Having spent my career working with Section 508, the federal law that requires government technology be accessible to and usable by people with disabilities, I’ve learned a few things about accessibility.
First, accessibility is about community. It’s about people and organizations pulling together and deciding – this thing we’ve built, this culture we’ve cultivated, it’s good. It’s worth preserving. And it’s something that everyone should be able to participate in and benefit from, no matter their functional capabilities, their individual limitations, or how those might change.
I’m proud to work for Booz Allen, because Booz Allen gets it. It’s the first place I’ve been a part of where every question about, “how will I do this?” is answered with, “this way – we’ve got you covered.” And every request, “hey, I might need an accommodation to get this done” is greeted with an “of course” – not obligatory, not perfunctory, but with the casual acknowledgement of, “oh yeah, here’s someone who does things differently than I’m accustomed to, but that’s no big deal. We’ve thought about it and it we have a plan.”
I’m welcomed to and able to participate at Booz Allen – because I’m recognized not as a burden to carry but as a uniquely talented individual will skills and experience to draw from – and there’s no more empowering feeling the world. The least I can do is pay it forward.
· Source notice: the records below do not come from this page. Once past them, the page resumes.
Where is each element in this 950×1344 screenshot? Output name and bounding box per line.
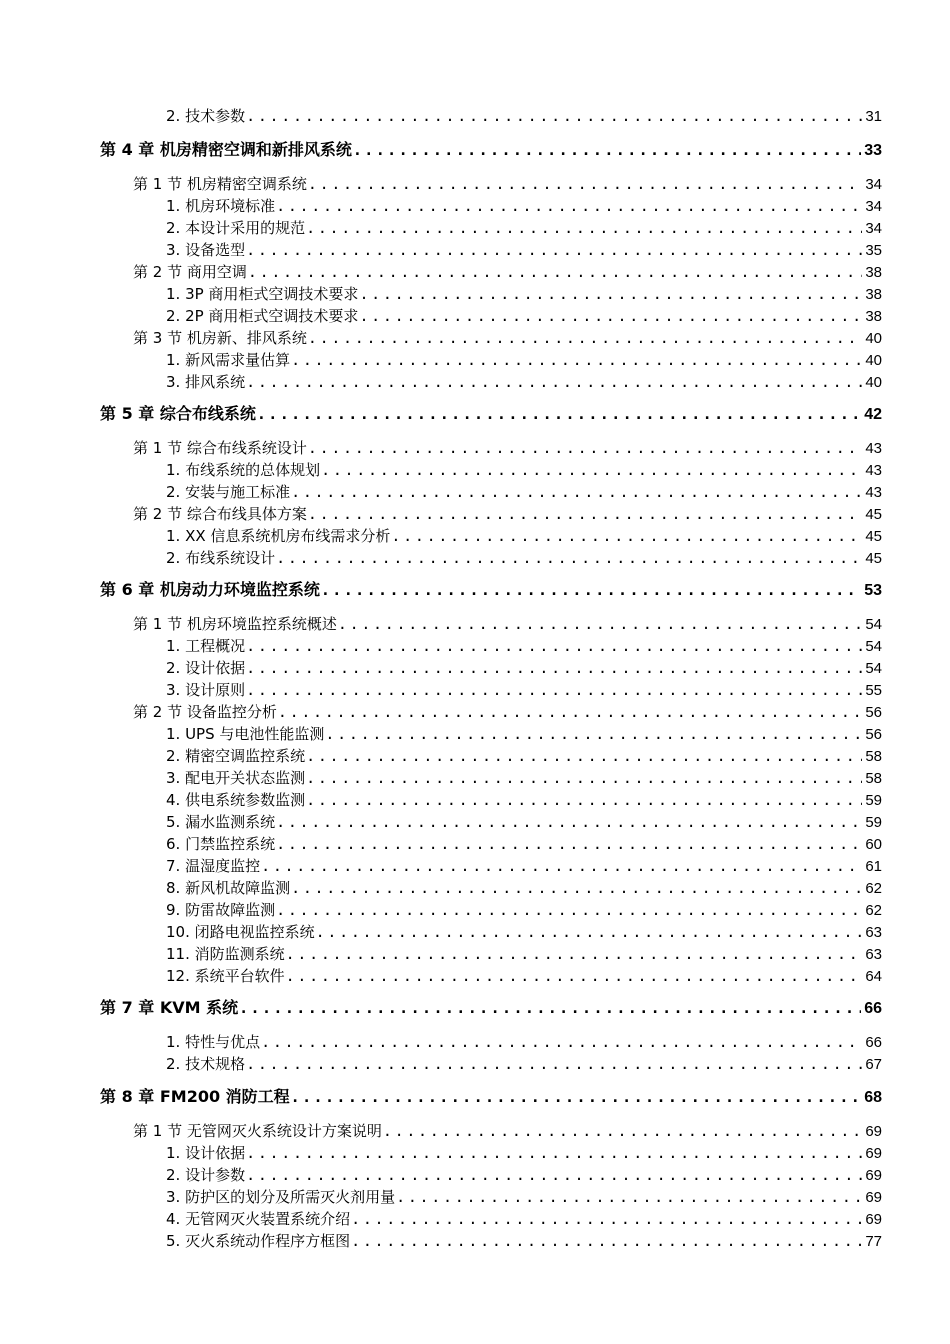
toc-page-number: 62 — [865, 902, 882, 919]
toc-entry-title: 5. 灭火系统动作程序方框图 — [166, 1232, 351, 1250]
dot-leader — [256, 403, 861, 425]
dot-leader — [245, 1164, 862, 1186]
toc-item-entry[interactable] — [166, 723, 882, 745]
toc-entry-title: 3. 防护区的划分及所需灭火剂用量 — [166, 1188, 396, 1206]
toc-page-number: 63 — [865, 946, 882, 963]
toc-page-number: 66 — [865, 1034, 882, 1051]
toc-entry-title: 1. 机房环境标准 — [166, 197, 276, 215]
dot-leader — [290, 1086, 862, 1108]
dot-leader — [238, 997, 861, 1019]
toc-item-entry[interactable] — [166, 1164, 882, 1186]
dot-leader — [247, 261, 862, 283]
toc-item-entry[interactable] — [166, 481, 882, 503]
toc-section-entry[interactable] — [133, 437, 882, 459]
toc-item-entry[interactable] — [166, 745, 882, 767]
dot-leader — [305, 217, 862, 239]
toc-item-entry[interactable] — [166, 195, 882, 217]
dot-leader — [245, 635, 862, 657]
toc-entry-title: 1. 特性与优点 — [166, 1033, 261, 1051]
toc-entry-title: 3. 排风系统 — [166, 373, 246, 391]
toc-item-entry[interactable] — [166, 855, 882, 877]
toc-page-number: 45 — [865, 528, 882, 545]
toc-entry-title: 2. 技术规格 — [166, 1055, 246, 1073]
toc-item-entry[interactable] — [166, 899, 882, 921]
toc-item-entry[interactable] — [166, 349, 882, 371]
toc-entry-title: 2. 精密空调监控系统 — [166, 747, 306, 765]
toc-item-entry[interactable] — [166, 943, 882, 965]
toc-item-entry[interactable] — [166, 1208, 882, 1230]
toc-entry-title: 第 8 章 FM200 消防工程 — [100, 1087, 290, 1106]
dot-leader — [275, 833, 862, 855]
toc-item-entry[interactable] — [166, 877, 882, 899]
toc-entry-title: 2. 设计依据 — [166, 659, 246, 677]
toc-item-entry[interactable] — [166, 767, 882, 789]
toc-page-number: 77 — [865, 1233, 882, 1250]
toc-page-number: 66 — [864, 1000, 882, 1017]
toc-entry-title: 第 1 节 机房精密空调系统 — [133, 175, 307, 193]
toc-entry-title: 4. 供电系统参数监测 — [166, 791, 306, 809]
toc-page-number: 43 — [865, 484, 882, 501]
toc-page-number: 43 — [865, 462, 882, 479]
toc-item-entry[interactable] — [166, 1053, 882, 1075]
toc-chapter-entry[interactable] — [100, 997, 882, 1019]
toc-page-number: 58 — [865, 770, 882, 787]
toc-entry-title: 1. 工程概况 — [166, 637, 246, 655]
toc-item-entry[interactable] — [166, 811, 882, 833]
toc-entry-title: 3. 设备选型 — [166, 241, 246, 259]
toc-entry-title: 8. 新风机故障监测 — [166, 879, 291, 897]
toc-entry-title: 第 3 节 机房新、排风系统 — [133, 329, 307, 347]
dot-leader — [290, 877, 862, 899]
toc-entry-title: 12. 系统平台软件 — [166, 967, 285, 985]
toc-page-number: 31 — [865, 108, 882, 125]
dot-leader — [324, 723, 862, 745]
toc-entry-title: 5. 漏水监测系统 — [166, 813, 276, 831]
dot-leader — [290, 481, 862, 503]
toc-page-number: 56 — [865, 726, 882, 743]
toc-item-entry[interactable] — [166, 1186, 882, 1208]
toc-item-entry[interactable] — [166, 239, 882, 261]
dot-leader — [285, 965, 863, 987]
dot-leader — [320, 459, 862, 481]
toc-page-number: 38 — [865, 286, 882, 303]
toc-entry-title: 1. 新风需求量估算 — [166, 351, 291, 369]
dot-leader — [260, 855, 862, 877]
toc-entry-title: 3. 设计原则 — [166, 681, 246, 699]
dot-leader — [290, 349, 862, 371]
toc-entry-title: 第 5 章 综合布线系统 — [100, 404, 256, 423]
toc-page-number: 34 — [865, 220, 882, 237]
toc-entry-title: 2. 布线系统设计 — [166, 549, 276, 567]
dot-leader — [277, 701, 862, 723]
toc-item-entry[interactable] — [166, 459, 882, 481]
toc-chapter-entry[interactable] — [100, 403, 882, 425]
toc-entry-title: 1. 设计依据 — [166, 1144, 246, 1162]
toc-item-entry[interactable] — [166, 525, 882, 547]
dot-leader — [245, 105, 862, 127]
dot-leader — [260, 1031, 862, 1053]
dot-leader — [350, 1208, 862, 1230]
toc-page-number: 64 — [865, 968, 882, 985]
dot-leader — [358, 283, 862, 305]
dot-leader — [358, 305, 862, 327]
toc-section-entry[interactable] — [133, 613, 882, 635]
dot-leader — [395, 1186, 862, 1208]
toc-entry-title: 第 1 节 综合布线系统设计 — [133, 439, 307, 457]
toc-page-number: 54 — [865, 660, 882, 677]
dot-leader — [275, 811, 862, 833]
toc-chapter-entry[interactable] — [100, 579, 882, 601]
toc-page-number: 58 — [865, 748, 882, 765]
toc-page-number: 38 — [865, 264, 882, 281]
toc-item-entry[interactable] — [166, 635, 882, 657]
dot-leader — [307, 503, 862, 525]
toc-entry-title: 11. 消防监测系统 — [166, 945, 285, 963]
dot-leader — [307, 437, 862, 459]
toc-entry-title: 第 6 章 机房动力环境监控系统 — [100, 580, 320, 599]
toc-page-number: 34 — [865, 176, 882, 193]
toc-entry-title: 1. UPS 与电池性能监测 — [166, 725, 325, 743]
toc-item-entry[interactable] — [166, 1142, 882, 1164]
toc-page-number: 56 — [865, 704, 882, 721]
toc-entry-title: 4. 无管网灭火装置系统介绍 — [166, 1210, 351, 1228]
toc-page-number: 54 — [865, 616, 882, 633]
toc-page-number: 35 — [865, 242, 882, 259]
toc-section-entry[interactable] — [133, 173, 882, 195]
toc-page-number: 53 — [864, 582, 882, 599]
toc-section-entry[interactable] — [133, 503, 882, 525]
toc-page-number: 45 — [865, 506, 882, 523]
toc-entry-title: 第 1 节 机房环境监控系统概述 — [133, 615, 337, 633]
dot-leader — [305, 789, 862, 811]
toc-page-number: 34 — [865, 198, 882, 215]
toc-entry-title: 2. 技术参数 — [166, 107, 246, 125]
dot-leader — [245, 371, 862, 393]
toc-entry-title: 第 1 节 无管网灭火系统设计方案说明 — [133, 1122, 382, 1140]
toc-page-number: 59 — [865, 814, 882, 831]
toc-page-number: 59 — [865, 792, 882, 809]
toc-page-number: 69 — [865, 1167, 882, 1184]
toc-entry-title: 2. 本设计采用的规范 — [166, 219, 306, 237]
toc-entry-title: 3. 配电开关状态监测 — [166, 769, 306, 787]
toc-entry-title: 第 4 章 机房精密空调和新排风系统 — [100, 140, 352, 159]
dot-leader — [305, 767, 862, 789]
toc-entry-title: 第 2 节 设备监控分析 — [133, 703, 277, 721]
dot-leader — [352, 139, 861, 161]
toc-item-entry[interactable] — [166, 1031, 882, 1053]
toc-item-entry[interactable] — [166, 371, 882, 393]
toc-item-entry[interactable] — [166, 679, 882, 701]
dot-leader — [315, 921, 863, 943]
dot-leader — [307, 327, 862, 349]
toc-page-number: 67 — [865, 1056, 882, 1073]
dot-leader — [337, 613, 862, 635]
toc-item-entry[interactable] — [166, 217, 882, 239]
toc-section-entry[interactable] — [133, 701, 882, 723]
dot-leader — [275, 899, 862, 921]
toc-item-entry[interactable] — [166, 657, 882, 679]
toc-page-number: 69 — [865, 1145, 882, 1162]
toc-page-number: 68 — [864, 1089, 882, 1106]
toc-page-number: 33 — [864, 142, 882, 159]
toc-page-number: 45 — [865, 550, 882, 567]
toc-item-entry[interactable] — [166, 789, 882, 811]
toc-entry-title: 第 2 节 综合布线具体方案 — [133, 505, 307, 523]
toc-item-entry[interactable] — [166, 921, 882, 943]
toc-item-entry[interactable] — [166, 283, 882, 305]
toc-item-entry[interactable] — [166, 547, 882, 569]
dot-leader — [350, 1230, 862, 1252]
toc-section-entry[interactable] — [133, 261, 882, 283]
dot-leader — [275, 547, 862, 569]
toc-page-number: 55 — [865, 682, 882, 699]
toc-page-number: 69 — [865, 1123, 882, 1140]
toc-chapter-entry[interactable] — [100, 139, 882, 161]
toc-page-number: 43 — [865, 440, 882, 457]
toc-chapter-entry[interactable] — [100, 1086, 882, 1108]
toc-entry-title: 10. 闭路电视监控系统 — [166, 923, 315, 941]
dot-leader — [307, 173, 862, 195]
toc-entry-title: 7. 温湿度监控 — [166, 857, 261, 875]
toc-entry-title: 6. 门禁监控系统 — [166, 835, 276, 853]
dot-leader — [320, 579, 861, 601]
dot-leader — [245, 679, 862, 701]
toc-entry-title: 9. 防雷故障监测 — [166, 901, 276, 919]
dot-leader — [245, 1053, 862, 1075]
toc-item-entry[interactable] — [166, 105, 882, 127]
toc-entry-title: 1. 布线系统的总体规划 — [166, 461, 321, 479]
toc-page-number: 40 — [865, 352, 882, 369]
dot-leader — [275, 195, 862, 217]
toc-item-entry[interactable] — [166, 965, 882, 987]
toc-page-number: 38 — [865, 308, 882, 325]
toc-page-number: 69 — [865, 1189, 882, 1206]
toc-page-number: 54 — [865, 638, 882, 655]
dot-leader — [390, 525, 862, 547]
toc-page-number: 40 — [865, 330, 882, 347]
toc-entry-title: 1. 3P 商用柜式空调技术要求 — [166, 285, 359, 303]
toc-page-number: 61 — [865, 858, 882, 875]
toc-page-number: 63 — [865, 924, 882, 941]
dot-leader — [245, 657, 862, 679]
toc-item-entry[interactable] — [166, 305, 882, 327]
toc-page-number: 42 — [864, 406, 882, 423]
toc-page-number: 60 — [865, 836, 882, 853]
dot-leader — [305, 745, 862, 767]
toc-entry-title: 第 7 章 KVM 系统 — [100, 998, 239, 1017]
toc-page-number: 62 — [865, 880, 882, 897]
dot-leader — [245, 1142, 862, 1164]
dot-leader — [245, 239, 862, 261]
toc-item-entry[interactable] — [166, 1230, 882, 1252]
toc-entry-title: 2. 设计参数 — [166, 1166, 246, 1184]
toc-entry-title: 第 2 节 商用空调 — [133, 263, 247, 281]
toc-entry-title: 2. 安装与施工标准 — [166, 483, 291, 501]
toc-page-number: 40 — [865, 374, 882, 391]
toc-page-number: 69 — [865, 1211, 882, 1228]
dot-leader — [285, 943, 863, 965]
toc-section-entry[interactable] — [133, 1120, 882, 1142]
dot-leader — [382, 1120, 862, 1142]
toc-item-entry[interactable] — [166, 833, 882, 855]
toc-entry-title: 2. 2P 商用柜式空调技术要求 — [166, 307, 359, 325]
toc-section-entry[interactable] — [133, 327, 882, 349]
toc-entry-title: 1. XX 信息系统机房布线需求分析 — [166, 527, 391, 545]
Accessibility is about infrastructure – about ensuring that for every person and process that you influence, that there’s a way to accomplish a shared goal in a way that’s different – but just as quick, just as inviting, just as efficient, just as effective as the one you’re used to.
Accessibility is about innovation. It’s about challenging the assumption that, “Oh, I don’t need to make my website accessible; I don’t have any disabled customers” to champion the effort to make your technology accessible – not just so historically underserved people can become customers, but because you’ll find that the techniques that make it possible for people with disabilities to do things make it easier for everyone else. If you’ve ever listened to a GPS while your eyes are on the road, pinched to zoom on a phone to make the screen just a little easier to read, watched TV at a bar or an airport with the captions on, or sent an e-mail under the table with one hand (discreetly, of course) -- you’re benefiting from design and development that began as assistive technology.
The obstacles overcome by some of us have led to daily conveniences for all of us.